Затылок. Точно. Аккуратно подложив под голову ладонь правой руки, я ощутила, судя по консистенции, что-то необычайно густое и липкое, наподобие геля. Словно мою голову пытались отчаянно откачать, однако вместо дефибриллятора смазывали мне волосы. Да уж. Отступив от этой мысли и дабы побороть свой вожделенный интерес, я отпустила затылок и, расположив запястье на уровне глаз, услышала плавно образующийся крещендо1. Веки потяжелели. Шум вокруг начинал превращаться в хаос. Кто-то кричал, что-то падало, а я, чувствуя подбирающуюся к устам тошноту, все еще не сводила очей со своей окровавленной ладони, в которую с пальцев, будто с Ниагарского водопада, стекали багровые реки. Я ощутила проступающие на лбу капельки пота. С каждой секундой мне становилось все хуже и хуже. Мой мозг не отыскал ничего лучше, кроме как снова закрыть глаза. Звук пропал.
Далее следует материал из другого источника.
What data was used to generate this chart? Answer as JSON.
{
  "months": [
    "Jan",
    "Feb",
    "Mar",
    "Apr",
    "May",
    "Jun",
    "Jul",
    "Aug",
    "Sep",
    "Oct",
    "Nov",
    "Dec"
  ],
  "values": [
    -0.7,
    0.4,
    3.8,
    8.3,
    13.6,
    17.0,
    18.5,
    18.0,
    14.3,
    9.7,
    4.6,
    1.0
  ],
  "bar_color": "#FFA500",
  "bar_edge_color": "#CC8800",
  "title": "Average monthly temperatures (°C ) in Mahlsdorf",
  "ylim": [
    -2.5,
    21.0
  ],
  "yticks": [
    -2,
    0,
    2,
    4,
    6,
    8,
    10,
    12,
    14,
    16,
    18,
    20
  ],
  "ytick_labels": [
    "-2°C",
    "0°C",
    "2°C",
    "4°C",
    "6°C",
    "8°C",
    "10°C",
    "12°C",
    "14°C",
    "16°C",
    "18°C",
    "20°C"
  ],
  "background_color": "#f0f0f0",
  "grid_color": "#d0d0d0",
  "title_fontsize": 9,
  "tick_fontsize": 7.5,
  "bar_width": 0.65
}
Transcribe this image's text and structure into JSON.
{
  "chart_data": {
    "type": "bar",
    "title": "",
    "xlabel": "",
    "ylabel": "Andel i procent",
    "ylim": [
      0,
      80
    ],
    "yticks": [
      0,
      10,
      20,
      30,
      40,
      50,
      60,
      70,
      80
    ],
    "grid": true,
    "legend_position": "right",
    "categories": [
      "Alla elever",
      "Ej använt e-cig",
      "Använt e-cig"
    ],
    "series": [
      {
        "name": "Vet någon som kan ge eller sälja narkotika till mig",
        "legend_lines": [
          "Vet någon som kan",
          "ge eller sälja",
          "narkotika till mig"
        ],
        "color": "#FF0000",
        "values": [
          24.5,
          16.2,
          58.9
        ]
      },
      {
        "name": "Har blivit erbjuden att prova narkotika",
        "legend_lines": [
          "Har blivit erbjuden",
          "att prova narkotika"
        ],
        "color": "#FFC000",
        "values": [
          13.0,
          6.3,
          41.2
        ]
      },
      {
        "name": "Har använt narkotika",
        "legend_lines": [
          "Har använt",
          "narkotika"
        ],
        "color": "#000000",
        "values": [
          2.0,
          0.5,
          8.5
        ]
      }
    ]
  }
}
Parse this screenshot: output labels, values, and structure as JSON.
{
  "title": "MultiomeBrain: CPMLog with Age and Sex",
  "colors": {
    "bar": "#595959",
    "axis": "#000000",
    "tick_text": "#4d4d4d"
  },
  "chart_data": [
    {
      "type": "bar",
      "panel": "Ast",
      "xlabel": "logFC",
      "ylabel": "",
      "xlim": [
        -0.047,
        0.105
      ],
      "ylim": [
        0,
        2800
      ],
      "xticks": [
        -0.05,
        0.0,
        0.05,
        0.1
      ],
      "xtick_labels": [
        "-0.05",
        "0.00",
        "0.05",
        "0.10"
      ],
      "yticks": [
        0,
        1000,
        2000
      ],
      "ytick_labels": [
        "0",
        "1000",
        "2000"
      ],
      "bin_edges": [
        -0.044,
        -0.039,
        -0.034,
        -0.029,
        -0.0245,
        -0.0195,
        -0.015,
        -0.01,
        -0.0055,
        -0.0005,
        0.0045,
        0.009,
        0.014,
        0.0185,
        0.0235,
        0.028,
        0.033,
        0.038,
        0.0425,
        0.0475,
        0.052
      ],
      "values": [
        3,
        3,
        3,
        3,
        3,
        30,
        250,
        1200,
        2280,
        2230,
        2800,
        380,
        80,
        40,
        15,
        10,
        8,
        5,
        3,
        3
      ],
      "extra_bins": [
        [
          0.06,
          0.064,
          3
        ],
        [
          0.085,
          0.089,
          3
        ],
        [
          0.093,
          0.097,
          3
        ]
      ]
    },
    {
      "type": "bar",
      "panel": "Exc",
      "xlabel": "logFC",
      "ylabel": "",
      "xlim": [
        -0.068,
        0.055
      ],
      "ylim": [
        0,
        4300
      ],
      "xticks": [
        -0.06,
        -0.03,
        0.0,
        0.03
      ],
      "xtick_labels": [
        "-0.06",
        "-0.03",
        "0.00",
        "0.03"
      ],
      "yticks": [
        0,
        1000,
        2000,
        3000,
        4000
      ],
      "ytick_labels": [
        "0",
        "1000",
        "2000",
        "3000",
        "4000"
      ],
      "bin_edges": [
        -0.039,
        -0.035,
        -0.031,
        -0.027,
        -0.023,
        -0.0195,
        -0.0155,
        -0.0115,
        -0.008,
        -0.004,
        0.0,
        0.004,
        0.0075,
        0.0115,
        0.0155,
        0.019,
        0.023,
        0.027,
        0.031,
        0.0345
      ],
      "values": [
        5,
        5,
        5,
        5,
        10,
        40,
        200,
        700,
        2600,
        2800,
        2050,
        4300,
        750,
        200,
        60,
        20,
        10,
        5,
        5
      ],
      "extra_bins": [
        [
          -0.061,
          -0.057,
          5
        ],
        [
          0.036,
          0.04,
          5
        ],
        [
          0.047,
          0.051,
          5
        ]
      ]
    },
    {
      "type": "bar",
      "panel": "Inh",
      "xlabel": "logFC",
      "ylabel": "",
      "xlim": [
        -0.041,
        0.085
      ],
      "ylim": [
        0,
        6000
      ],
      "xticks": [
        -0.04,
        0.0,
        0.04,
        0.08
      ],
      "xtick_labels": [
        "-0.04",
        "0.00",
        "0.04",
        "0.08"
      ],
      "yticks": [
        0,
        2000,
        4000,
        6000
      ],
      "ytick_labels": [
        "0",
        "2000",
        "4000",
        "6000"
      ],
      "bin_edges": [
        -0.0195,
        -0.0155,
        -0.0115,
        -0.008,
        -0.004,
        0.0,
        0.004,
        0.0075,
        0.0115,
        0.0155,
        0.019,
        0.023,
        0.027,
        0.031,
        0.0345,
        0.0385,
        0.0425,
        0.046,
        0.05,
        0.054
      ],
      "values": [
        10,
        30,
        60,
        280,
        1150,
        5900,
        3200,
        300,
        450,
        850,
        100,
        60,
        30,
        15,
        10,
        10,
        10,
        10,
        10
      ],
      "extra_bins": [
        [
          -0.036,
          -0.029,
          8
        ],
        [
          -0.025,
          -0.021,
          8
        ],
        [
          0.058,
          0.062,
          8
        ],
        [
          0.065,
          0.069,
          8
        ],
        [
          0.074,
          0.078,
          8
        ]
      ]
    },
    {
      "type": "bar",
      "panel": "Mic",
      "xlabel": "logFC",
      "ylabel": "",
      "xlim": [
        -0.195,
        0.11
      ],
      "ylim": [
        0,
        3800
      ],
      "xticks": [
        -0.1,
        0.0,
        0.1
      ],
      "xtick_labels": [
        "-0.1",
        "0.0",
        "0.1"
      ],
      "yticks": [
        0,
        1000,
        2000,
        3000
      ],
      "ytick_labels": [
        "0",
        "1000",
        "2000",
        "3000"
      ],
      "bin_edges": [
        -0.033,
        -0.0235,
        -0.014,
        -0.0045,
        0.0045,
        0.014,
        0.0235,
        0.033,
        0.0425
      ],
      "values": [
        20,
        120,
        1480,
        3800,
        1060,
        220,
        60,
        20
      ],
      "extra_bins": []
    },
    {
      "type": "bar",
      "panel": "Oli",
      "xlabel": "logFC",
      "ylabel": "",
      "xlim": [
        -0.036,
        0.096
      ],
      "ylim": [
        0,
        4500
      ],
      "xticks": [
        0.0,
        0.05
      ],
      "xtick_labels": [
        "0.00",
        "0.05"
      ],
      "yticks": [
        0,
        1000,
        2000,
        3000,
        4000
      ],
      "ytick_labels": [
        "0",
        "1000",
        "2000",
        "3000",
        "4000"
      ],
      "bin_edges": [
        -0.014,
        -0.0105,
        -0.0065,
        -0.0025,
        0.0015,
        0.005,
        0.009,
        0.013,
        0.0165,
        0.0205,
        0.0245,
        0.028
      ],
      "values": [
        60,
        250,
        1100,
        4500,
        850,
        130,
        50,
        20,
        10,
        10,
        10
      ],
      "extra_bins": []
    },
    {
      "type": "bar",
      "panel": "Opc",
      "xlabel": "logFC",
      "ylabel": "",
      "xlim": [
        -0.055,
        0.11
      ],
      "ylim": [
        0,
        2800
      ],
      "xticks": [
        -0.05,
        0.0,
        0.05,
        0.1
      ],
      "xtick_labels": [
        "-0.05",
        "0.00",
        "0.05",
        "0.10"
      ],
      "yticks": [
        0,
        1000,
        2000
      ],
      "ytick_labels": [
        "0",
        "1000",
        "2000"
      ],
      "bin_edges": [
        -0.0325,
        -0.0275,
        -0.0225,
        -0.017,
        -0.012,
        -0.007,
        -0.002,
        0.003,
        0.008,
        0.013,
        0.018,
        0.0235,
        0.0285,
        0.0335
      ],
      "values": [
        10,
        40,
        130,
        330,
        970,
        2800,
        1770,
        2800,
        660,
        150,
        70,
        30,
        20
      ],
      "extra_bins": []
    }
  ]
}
Пропало все…
Бытует мнение, что чем дольше ты не поднимаешь веки, тем ярче кажется свет, попадающий на сетчатку. Насчет научного подтверждения я, конечно, не знаю, но тем самым утром после окружения в шумной маршрутке, я вдруг почувствовала, что это мое дебютное появление на белый свет прямиком из утробы матери. Свечение было настолько ярким и непроглядным, белоснежным и бесконечно обволакивающим, что, сильно прищурившись, я представила себя как минимум уроженкой Улан-Удэ или даже аборигеном из региона Якутии. Боязнь остаться с подобным разрезом глаз росла в геометрической прогрессии, потому как свет, с течением времени, уходить, вовсе не торопился.